Vegetarians a third less likely to suffer heart disease, UK study shows
Vegetarians are a third less likely to develop cardiovascular disease than those who eat meat and fish, a longtime study of thousands show
Vegetarians were 32 per cent less likely to be admitted to hospital or die from heart disease than people who ate meat and fish, scientists at Oxford University reported.
The researchers followed nearly 45,000 adults, a third of them vegetarians, for an average of 11 and a half years and accounted for factors such as their age, whether they smoked, alcohol consumption, physical activity, education and socio-economic background, according to the study published on Wednesday in the American Journal of Clinical Nutrition.
In the 50 to 70 age group, 6.8 per cent of study participants who ate meat or fish were sent to hospital or died from heart disease, compared to 4.6 per cent of vegetarians.
The study, dubbed the European Prospective Investigation into Cancer and Nutrition (EPIC), is the largest of its kind in Britain.
"Probably most of the difference is accounted for by the fact that the vegetarians had lower cholesterol and lower blood pressure," said Francesca Crowe, one of the authors of the study and a nutritional epidemiologist at Oxford. "Diet is an important determinant of heart disease."
Ninety-seven per cent of the participants were Caucasian, said Crowe, but there was no difference in the results for different ethnic groups. "There is no particular reason why it would not be generalisable to vegetarians in other population groups," she said.
Cardiovascular disease is the biggest cause of death in developed countries and accounted for an estimated 17.3 million deaths in 2008 worldwide, including 6.2 million deaths from strokes, according to the World Health Organisation.
The Oxford study reinforces previous research that has concluded a healthy diet can reduce heart disease by lowering cholesterol, blood pressure and the risk of diabetes.
Another study of more than 31,000 people who had been diagnosed with cardiovascular disease or diabetes, published in the journal Circulation in December, found that those who ate a diet that favoured fish, vegetables, fruit, beans and nuts over meats and eggs were 35 per cent less likely to die from cardiovascular disease.
Plant-based diets have long been advocated by doctors including Dean Ornish, a California-based cardiologist, and Caldwell Esselstyn, a retired surgeon at the Cleveland Clinic in Ohio, who have argued the benefits of vegetarian diets in their books.

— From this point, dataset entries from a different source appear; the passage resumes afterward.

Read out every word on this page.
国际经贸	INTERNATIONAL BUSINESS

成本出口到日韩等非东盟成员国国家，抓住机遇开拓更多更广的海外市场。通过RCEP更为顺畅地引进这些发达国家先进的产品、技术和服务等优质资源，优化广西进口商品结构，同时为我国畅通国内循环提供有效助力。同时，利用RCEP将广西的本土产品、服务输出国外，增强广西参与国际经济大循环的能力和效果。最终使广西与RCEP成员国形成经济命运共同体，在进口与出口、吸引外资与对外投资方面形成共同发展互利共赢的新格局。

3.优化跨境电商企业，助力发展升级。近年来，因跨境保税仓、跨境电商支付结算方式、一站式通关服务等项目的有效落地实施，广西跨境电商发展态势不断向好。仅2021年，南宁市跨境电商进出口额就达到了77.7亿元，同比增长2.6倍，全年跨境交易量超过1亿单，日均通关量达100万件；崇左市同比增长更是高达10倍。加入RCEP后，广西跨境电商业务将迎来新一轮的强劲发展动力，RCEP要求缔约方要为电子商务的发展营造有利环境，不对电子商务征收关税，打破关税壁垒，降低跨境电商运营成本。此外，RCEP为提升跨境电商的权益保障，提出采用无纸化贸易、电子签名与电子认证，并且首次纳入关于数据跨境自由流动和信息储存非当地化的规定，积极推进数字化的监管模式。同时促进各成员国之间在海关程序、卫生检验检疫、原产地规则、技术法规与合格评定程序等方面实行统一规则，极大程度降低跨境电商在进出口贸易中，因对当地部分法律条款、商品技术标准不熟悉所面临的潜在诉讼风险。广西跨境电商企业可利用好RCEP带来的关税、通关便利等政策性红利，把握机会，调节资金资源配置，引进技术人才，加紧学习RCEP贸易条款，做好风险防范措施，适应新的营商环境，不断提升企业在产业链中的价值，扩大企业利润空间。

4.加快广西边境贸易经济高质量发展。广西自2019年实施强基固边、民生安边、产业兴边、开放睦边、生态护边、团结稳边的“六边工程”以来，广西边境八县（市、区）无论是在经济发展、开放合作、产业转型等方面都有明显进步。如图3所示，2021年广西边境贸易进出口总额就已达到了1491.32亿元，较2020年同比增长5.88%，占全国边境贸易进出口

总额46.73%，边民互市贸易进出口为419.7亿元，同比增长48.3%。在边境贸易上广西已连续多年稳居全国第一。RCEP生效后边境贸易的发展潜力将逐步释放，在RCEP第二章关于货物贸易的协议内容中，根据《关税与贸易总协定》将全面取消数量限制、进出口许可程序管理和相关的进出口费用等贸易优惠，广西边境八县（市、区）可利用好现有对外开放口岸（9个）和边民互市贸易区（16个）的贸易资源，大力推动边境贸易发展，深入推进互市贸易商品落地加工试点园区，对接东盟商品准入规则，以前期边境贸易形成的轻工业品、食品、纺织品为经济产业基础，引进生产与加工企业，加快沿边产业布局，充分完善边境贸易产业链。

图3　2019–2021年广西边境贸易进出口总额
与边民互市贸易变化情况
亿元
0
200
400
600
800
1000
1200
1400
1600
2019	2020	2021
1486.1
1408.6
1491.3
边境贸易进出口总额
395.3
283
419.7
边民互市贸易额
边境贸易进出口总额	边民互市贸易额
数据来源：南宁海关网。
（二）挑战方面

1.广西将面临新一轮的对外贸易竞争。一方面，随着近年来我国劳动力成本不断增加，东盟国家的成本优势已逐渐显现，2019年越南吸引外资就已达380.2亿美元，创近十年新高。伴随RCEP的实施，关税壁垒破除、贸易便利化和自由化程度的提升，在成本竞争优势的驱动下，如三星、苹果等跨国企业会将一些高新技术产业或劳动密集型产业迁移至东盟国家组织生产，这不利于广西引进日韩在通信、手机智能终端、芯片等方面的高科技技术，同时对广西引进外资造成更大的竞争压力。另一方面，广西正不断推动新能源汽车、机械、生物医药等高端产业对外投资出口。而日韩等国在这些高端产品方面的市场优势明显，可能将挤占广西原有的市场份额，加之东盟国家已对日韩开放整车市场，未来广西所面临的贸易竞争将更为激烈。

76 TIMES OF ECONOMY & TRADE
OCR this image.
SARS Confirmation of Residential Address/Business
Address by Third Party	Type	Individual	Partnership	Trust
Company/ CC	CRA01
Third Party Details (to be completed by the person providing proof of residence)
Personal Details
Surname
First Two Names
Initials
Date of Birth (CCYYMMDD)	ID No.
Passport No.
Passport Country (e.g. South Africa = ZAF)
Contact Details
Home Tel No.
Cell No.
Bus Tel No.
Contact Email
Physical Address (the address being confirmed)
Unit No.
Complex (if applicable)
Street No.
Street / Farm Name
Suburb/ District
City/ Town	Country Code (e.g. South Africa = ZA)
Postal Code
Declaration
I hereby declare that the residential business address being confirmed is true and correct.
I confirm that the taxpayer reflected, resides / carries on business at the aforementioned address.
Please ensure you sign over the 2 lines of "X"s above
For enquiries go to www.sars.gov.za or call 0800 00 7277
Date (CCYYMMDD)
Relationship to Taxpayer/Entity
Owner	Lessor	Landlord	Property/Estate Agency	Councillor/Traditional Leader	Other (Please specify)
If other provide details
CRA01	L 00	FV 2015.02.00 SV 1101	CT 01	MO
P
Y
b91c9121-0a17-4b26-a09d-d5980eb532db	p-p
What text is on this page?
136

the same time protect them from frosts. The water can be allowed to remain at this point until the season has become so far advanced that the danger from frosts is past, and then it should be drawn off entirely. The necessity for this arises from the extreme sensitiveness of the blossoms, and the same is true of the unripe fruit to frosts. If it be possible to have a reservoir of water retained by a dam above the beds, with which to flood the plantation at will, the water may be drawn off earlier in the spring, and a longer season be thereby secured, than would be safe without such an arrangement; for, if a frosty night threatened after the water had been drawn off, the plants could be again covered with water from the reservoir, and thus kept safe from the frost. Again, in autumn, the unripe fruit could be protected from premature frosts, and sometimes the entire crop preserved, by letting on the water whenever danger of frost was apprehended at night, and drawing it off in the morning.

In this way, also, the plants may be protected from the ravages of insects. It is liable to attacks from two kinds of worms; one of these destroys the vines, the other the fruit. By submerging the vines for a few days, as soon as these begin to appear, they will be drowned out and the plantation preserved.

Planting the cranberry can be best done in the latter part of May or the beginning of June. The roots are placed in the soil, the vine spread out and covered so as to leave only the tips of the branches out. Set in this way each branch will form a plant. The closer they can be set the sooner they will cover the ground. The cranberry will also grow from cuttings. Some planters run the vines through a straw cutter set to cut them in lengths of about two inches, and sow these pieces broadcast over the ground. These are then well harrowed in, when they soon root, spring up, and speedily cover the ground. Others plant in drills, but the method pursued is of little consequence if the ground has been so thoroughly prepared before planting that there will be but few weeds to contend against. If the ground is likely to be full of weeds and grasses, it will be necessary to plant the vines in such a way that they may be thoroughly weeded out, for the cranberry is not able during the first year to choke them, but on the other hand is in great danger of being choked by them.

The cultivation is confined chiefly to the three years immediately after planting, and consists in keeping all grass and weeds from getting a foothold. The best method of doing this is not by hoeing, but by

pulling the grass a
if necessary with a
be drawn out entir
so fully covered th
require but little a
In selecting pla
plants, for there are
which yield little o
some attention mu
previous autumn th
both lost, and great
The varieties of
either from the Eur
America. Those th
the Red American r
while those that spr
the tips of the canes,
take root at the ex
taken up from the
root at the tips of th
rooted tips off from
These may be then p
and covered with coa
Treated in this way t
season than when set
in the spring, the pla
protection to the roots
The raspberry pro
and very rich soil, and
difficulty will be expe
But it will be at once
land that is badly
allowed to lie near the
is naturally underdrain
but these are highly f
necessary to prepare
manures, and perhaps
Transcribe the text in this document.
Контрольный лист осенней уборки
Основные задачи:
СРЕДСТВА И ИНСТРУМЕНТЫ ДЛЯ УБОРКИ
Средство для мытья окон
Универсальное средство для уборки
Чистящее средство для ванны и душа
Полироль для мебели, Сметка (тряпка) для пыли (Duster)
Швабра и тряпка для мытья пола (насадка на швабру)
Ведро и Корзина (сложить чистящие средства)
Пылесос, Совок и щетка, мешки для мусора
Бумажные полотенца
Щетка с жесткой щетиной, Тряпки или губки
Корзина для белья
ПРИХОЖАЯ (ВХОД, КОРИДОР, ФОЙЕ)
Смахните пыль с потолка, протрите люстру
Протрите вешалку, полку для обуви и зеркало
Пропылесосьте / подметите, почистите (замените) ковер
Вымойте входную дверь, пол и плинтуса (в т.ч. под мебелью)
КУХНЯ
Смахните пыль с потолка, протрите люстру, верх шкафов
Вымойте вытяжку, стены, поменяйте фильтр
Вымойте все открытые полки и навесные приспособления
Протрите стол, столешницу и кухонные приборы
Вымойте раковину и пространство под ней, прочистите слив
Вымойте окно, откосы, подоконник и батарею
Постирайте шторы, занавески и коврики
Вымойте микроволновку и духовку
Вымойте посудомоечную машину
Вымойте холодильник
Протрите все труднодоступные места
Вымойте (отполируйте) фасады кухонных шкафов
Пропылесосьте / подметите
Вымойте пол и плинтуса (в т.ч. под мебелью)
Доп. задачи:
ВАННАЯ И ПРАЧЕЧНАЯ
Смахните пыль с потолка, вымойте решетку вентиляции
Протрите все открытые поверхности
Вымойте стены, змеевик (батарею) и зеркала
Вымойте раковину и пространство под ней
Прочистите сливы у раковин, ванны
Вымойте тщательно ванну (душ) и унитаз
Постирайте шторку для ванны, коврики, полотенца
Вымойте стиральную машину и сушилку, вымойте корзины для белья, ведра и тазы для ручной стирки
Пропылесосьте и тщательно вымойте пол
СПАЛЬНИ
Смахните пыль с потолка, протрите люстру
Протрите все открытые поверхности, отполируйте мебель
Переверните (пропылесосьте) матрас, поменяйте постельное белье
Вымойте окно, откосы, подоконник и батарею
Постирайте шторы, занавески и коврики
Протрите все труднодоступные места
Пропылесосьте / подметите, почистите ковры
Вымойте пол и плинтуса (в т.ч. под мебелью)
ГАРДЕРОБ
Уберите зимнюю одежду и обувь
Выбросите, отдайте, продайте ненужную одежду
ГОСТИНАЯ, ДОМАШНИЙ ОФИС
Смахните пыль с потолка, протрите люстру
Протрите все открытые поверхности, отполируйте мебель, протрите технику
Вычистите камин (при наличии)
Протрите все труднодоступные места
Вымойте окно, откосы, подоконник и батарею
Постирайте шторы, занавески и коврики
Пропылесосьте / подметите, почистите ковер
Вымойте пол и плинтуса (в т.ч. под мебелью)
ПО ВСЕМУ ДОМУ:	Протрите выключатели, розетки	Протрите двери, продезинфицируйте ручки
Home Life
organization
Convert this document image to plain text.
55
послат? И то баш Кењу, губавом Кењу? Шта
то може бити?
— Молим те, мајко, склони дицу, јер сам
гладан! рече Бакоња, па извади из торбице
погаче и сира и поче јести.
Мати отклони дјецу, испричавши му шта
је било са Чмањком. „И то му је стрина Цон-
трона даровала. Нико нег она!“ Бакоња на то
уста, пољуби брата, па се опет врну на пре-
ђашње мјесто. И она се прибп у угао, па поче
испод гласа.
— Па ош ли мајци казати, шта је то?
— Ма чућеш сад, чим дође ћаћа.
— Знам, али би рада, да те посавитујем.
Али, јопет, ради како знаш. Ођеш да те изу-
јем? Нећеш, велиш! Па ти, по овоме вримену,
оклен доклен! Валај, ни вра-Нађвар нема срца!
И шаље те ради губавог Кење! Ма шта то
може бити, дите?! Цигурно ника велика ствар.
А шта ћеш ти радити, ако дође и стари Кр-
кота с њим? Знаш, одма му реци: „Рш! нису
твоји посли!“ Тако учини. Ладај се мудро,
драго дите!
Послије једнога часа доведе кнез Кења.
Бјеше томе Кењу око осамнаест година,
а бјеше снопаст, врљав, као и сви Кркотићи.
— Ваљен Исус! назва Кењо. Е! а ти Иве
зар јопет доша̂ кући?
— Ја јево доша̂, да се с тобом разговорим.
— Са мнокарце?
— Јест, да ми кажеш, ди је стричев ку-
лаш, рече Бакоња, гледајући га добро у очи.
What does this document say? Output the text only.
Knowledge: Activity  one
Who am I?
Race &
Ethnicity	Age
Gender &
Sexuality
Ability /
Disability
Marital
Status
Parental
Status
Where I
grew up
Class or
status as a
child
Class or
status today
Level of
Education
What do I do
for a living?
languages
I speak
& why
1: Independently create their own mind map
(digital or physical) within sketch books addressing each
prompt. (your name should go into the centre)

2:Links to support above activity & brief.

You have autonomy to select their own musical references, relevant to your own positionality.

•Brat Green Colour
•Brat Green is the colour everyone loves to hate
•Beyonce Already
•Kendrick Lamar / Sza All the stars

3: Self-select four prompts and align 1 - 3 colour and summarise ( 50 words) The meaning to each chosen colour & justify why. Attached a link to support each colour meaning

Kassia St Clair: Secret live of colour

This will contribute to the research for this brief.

Former United States President Bill Clinton, who had heart disease and underwent coronary bypass surgery in 2004, cited both doctors as influences after he switched to a plant-based diet.
"When these patients will fully commit to plant-based nutrition, they can not only halt but they can arrest and on occasion there will be significant evidence of disease reversal," Esselstyn, a vegetarian for 29 years, said.
The Oxford study was funded by Cancer Research UK and Britain's Medical Research Council and conducted by the university's Cancer Epidemiology Unit.